With the demise of Broadstone Potters in 1933, he applied for a job with the studio potter, Bernard Leach, and ended up working for him and David Leach at the Leach Pottery in St Ives, Cornwall. Davis acknowledged the invaluable experience he gained from Bernard Leach, especially for the honing of his aesthetic appreciation of ceramics. During this period he spent long hours in London museums, making copious notes and drawings of pots he found interesting.

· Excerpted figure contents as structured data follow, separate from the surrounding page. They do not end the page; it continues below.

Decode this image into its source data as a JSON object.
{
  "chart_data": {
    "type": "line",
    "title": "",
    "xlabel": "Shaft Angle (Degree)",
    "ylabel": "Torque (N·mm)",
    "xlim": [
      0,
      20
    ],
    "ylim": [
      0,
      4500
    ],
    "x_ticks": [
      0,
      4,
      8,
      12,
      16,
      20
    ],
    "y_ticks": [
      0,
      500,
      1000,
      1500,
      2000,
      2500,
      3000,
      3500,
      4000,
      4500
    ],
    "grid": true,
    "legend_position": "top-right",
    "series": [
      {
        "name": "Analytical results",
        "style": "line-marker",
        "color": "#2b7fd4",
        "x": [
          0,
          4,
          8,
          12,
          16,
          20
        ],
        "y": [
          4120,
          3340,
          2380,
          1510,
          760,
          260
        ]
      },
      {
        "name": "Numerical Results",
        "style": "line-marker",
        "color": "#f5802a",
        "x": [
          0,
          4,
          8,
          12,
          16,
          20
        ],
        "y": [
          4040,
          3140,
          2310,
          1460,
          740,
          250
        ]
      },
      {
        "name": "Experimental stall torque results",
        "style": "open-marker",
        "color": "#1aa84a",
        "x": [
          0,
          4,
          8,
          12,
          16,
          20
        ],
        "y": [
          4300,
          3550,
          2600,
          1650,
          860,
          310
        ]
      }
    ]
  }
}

He left St Ives in 1937 to become Head of the Art School at Achimota College on the Gold Coast (present-day Ghana). Here he examined the feasibility of manufacturing tiles, bricks and pots. In London in 1938 he married May Davis, whom he had met at Leach Pottery, and she accompanied him on his return to Africa. The outbreak of World War II found May stuck in England and Harry in Africa. He remained until 1942, managing to find local sources of clay and glazes. Davis recommended that Michael Cardew succeed him.

In the interim May had joined the "Hutterian Society of Brothers" aka the Bruderhof Communities and moved to Paraguay, the only country willing to harbour a pacifist community such as theirs. Harry eventually joined her there towards the end of the war, but had trouble in accepting the group's way of life. Harry and May found themselves in nearby Asunción where Harry obtained work in a pipe and tile factory. Not long after they moved to Patagonia, and he found work with a china clay company.

Returning to England in 1946, they started up "Crowan Pottery", near Praze-An-Beeble in Cornwall, producing domestic ware. The fine appearance and strength of Crowan pots became legendary. Despite having managed the flourishing pottery for 16 years, the couple became restless. With the Cold War becoming ever more threatening, they chose to emigrate to New Zealand in 1962, arriving with four children and their apprentice, Stephen Carter. They founded the "Crewenna Pottery" at Wakapuaka near Nelson.

Wanderlust once more gripped them. Harry set off to Peru in 1972, with May following a year later. Here they spent eight years of their life building a pottery at Izcuchaca District, 9,500 feet high in the Andes. In 1979 May returned to New Zealand and Harry, in poor health, shortly after. He died at "Crewenna" in 1986.

Davis travelled widely, lecturing on pottery, and writing "The Potters Alternative" as well as an unpublished autobiography.